Cette divergence est la conclusion la plus utile pour les clients et les investisseurs. Elle évite l’erreur de traiter une petite installation comme irréelle parce qu’elle manque de divulgation hyperscale. Elle évite aussi l’erreur plus dangereuse de traiter un exchange actif et une longue liste d’opérateurs comme une preuve que le bâtiment ne peut pas tomber en panne. MCA2 peut être à la fois véritablement important et insuffisamment transparent.
La position stratégique de l’entreprise est claire. McAllen est un point de rencontre pratique pour les réseaux américains et mexicains, et MDC a passé des années à y concentrer les opérateurs, les services d’échange et les traversées. Ses propres pages décrivent désormais MCA2 comme le cœur plutôt que simplement un emplacement parmi d’autres. Cette concentration peut produire une latence plus faible, une interconnexion plus simple et une économie de réseau plus forte.
Mais la concentration change le standard. L’installation doit prouver que son alimentation, son refroidissement, sa protection incendie, son accès, son environnement de rencontre et ses routes frontalières ne s’effondrent pas en une seule dépendance partagée. Elle doit montrer que la mise à niveau annoncée peut être alimentée et refroidie, que la génération de secours dure à travers une perturbation régionale, que des opérateurs diversifiés sont physiquement diversifiés, et que les configurations des clients basculent effectivement.

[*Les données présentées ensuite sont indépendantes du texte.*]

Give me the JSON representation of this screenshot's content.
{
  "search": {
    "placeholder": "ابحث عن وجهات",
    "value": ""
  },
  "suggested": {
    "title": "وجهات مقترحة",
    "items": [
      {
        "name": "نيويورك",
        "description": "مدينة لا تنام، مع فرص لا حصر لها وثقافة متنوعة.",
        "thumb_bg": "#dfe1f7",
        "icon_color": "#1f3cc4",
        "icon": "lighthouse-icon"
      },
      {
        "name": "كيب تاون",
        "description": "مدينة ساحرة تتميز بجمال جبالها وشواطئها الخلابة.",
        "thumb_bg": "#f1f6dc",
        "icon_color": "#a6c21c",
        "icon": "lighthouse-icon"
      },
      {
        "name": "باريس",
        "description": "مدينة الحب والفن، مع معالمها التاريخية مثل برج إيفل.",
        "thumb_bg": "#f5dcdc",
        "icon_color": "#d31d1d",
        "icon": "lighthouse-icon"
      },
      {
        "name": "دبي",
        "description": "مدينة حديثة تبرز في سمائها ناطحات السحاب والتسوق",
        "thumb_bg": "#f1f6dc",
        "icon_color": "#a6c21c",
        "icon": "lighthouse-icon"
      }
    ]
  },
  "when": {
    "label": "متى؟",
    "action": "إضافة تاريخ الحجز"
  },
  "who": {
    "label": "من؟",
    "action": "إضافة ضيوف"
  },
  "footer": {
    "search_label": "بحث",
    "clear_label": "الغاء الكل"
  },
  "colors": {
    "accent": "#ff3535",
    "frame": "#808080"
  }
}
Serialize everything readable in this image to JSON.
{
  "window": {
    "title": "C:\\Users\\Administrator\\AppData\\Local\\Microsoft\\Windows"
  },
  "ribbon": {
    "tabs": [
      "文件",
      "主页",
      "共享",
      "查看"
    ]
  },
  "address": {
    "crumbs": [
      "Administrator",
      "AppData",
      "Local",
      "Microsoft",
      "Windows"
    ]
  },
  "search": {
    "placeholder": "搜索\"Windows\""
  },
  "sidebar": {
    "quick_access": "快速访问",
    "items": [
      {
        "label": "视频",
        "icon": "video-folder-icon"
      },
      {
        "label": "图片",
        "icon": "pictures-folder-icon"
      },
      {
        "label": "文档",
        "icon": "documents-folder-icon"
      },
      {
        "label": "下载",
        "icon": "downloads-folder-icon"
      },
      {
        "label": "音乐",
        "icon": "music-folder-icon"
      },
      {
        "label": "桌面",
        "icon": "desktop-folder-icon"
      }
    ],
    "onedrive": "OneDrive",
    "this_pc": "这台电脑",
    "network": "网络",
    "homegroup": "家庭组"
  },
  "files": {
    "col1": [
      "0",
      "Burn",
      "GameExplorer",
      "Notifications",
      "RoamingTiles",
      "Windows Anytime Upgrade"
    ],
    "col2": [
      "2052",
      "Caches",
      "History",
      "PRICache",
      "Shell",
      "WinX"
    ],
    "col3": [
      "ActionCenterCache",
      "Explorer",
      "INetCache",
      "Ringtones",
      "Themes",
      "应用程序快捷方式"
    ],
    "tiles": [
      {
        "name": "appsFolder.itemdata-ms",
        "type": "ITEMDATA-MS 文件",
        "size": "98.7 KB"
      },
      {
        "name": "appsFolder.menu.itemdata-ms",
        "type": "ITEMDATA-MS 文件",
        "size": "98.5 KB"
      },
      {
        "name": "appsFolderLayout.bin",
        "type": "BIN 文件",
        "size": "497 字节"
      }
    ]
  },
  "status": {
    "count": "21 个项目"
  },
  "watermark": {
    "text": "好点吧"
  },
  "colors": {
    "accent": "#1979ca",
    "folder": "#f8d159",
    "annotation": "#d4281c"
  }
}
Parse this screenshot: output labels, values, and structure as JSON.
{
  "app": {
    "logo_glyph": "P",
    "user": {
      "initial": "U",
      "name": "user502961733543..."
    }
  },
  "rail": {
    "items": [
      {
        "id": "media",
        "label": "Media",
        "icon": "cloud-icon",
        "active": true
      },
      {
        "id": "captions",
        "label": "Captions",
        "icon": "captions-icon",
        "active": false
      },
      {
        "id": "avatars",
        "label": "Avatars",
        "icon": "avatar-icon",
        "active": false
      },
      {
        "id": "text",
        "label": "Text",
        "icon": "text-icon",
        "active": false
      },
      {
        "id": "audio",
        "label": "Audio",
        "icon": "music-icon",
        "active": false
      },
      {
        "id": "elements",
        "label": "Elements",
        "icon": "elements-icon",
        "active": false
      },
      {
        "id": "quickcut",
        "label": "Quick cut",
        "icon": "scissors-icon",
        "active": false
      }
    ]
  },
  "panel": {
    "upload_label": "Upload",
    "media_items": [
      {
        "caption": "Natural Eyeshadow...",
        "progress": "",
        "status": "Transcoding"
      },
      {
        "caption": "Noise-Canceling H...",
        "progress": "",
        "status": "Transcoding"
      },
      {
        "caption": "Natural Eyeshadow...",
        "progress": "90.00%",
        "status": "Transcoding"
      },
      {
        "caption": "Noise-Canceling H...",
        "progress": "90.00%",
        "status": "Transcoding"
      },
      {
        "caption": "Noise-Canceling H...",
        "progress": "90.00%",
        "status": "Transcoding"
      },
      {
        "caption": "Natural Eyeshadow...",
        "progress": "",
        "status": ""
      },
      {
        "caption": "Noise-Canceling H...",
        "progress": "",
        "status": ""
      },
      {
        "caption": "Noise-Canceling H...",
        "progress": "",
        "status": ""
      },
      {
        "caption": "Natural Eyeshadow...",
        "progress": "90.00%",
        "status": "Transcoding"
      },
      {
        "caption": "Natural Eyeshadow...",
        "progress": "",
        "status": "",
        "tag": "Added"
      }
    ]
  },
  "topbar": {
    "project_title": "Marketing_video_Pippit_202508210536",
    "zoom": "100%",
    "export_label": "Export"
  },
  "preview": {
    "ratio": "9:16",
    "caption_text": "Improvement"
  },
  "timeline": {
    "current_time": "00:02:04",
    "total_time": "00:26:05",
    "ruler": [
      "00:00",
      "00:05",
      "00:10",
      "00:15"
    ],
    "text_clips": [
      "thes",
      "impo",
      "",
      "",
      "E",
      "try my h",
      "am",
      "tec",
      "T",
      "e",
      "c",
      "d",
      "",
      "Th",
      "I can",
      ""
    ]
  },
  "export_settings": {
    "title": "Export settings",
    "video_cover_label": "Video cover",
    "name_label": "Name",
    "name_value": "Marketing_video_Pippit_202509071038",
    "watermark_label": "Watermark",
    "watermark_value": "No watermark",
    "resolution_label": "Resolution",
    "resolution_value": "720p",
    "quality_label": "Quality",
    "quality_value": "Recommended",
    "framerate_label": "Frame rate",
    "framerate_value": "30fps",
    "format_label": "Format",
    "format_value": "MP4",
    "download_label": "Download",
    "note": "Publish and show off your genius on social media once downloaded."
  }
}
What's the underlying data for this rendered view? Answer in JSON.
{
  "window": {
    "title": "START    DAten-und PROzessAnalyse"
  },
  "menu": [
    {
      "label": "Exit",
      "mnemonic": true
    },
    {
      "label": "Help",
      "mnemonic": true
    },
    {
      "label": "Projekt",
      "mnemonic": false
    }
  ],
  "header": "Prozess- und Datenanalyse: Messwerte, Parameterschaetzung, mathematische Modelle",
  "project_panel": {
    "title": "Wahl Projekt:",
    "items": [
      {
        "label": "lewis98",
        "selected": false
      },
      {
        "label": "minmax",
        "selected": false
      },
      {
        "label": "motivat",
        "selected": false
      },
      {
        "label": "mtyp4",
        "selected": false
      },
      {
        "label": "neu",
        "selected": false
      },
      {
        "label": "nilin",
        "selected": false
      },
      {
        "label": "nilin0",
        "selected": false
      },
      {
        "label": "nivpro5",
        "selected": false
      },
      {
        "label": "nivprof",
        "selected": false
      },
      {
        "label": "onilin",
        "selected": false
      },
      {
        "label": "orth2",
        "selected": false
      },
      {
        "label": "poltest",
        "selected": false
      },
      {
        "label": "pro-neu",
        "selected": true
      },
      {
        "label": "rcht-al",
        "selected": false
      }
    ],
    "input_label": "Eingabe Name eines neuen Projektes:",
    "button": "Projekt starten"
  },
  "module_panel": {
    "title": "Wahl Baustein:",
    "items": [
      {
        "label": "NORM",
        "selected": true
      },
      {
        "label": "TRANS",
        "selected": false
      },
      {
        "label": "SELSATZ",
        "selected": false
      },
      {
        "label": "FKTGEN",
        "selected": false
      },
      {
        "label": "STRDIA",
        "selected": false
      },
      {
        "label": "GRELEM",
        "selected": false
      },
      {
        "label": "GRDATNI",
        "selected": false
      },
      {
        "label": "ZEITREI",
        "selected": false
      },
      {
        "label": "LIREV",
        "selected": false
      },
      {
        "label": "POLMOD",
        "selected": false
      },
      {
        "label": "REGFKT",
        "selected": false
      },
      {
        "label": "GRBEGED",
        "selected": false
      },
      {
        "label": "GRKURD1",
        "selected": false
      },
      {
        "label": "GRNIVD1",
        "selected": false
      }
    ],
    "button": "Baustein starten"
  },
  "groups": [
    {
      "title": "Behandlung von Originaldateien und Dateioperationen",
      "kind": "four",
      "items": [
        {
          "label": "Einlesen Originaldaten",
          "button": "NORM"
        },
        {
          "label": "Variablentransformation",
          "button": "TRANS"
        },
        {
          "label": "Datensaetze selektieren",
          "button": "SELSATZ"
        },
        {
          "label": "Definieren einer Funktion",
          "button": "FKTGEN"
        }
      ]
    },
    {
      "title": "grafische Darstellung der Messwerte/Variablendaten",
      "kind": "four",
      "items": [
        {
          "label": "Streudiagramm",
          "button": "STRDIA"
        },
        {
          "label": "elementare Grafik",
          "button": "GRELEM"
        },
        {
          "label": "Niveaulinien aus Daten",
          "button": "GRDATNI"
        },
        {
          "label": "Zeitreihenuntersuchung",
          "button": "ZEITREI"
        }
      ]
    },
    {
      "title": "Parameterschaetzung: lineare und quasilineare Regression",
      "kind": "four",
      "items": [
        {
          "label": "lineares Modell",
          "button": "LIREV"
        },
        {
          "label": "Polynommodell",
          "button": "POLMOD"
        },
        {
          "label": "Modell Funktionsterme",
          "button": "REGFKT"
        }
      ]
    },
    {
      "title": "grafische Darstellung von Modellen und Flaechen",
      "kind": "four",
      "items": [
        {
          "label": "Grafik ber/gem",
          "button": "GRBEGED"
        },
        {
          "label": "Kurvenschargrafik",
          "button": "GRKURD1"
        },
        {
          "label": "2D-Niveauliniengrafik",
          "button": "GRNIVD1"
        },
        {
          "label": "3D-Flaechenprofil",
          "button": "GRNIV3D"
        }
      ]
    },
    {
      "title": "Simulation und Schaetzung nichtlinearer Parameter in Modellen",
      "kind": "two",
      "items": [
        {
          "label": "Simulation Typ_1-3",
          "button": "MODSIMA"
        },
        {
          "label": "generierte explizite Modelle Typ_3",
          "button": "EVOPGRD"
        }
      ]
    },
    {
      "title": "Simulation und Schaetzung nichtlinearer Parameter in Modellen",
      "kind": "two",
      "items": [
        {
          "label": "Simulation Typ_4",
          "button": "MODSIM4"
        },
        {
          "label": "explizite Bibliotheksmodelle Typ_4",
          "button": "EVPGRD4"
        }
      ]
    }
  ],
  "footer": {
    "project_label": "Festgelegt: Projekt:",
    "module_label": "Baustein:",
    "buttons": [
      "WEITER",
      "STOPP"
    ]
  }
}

Jusqu’à ce que cette preuve soit disponible, la lecture responsable de la capacité de MDC est étroite. Cinq cents kilowatts est une entrée d’installation déclarée, pas un résultat client garanti. Un mégawatt est une ambition de mise à niveau, pas un stock vérifié présent. Vingt minutes de batterie AC est un pont, pas un plan de reprise. Le CRAC N+1 est un arrangement de composants, pas une preuve de refroidissement continu. Dix-neuf connexions d’échange et 29 réseaux de facility montrent une pertinence, pas une immunité.
McAllen centres de données, LLC a prouvé que les réseaux se rencontrent chez MCA2. Il n’a pas encore prouvé publiquement comment ces réseaux continuent de se rencontrer lorsque le réseau électrique, l’installation de refroidissement, l’entrée d’opérateur ou le bâtiment lui-même est sous contrainte. Pour une infrastructure dont la valeur provient du fait d’être un carrefour frontalier, c’est la preuve qui compte le plus.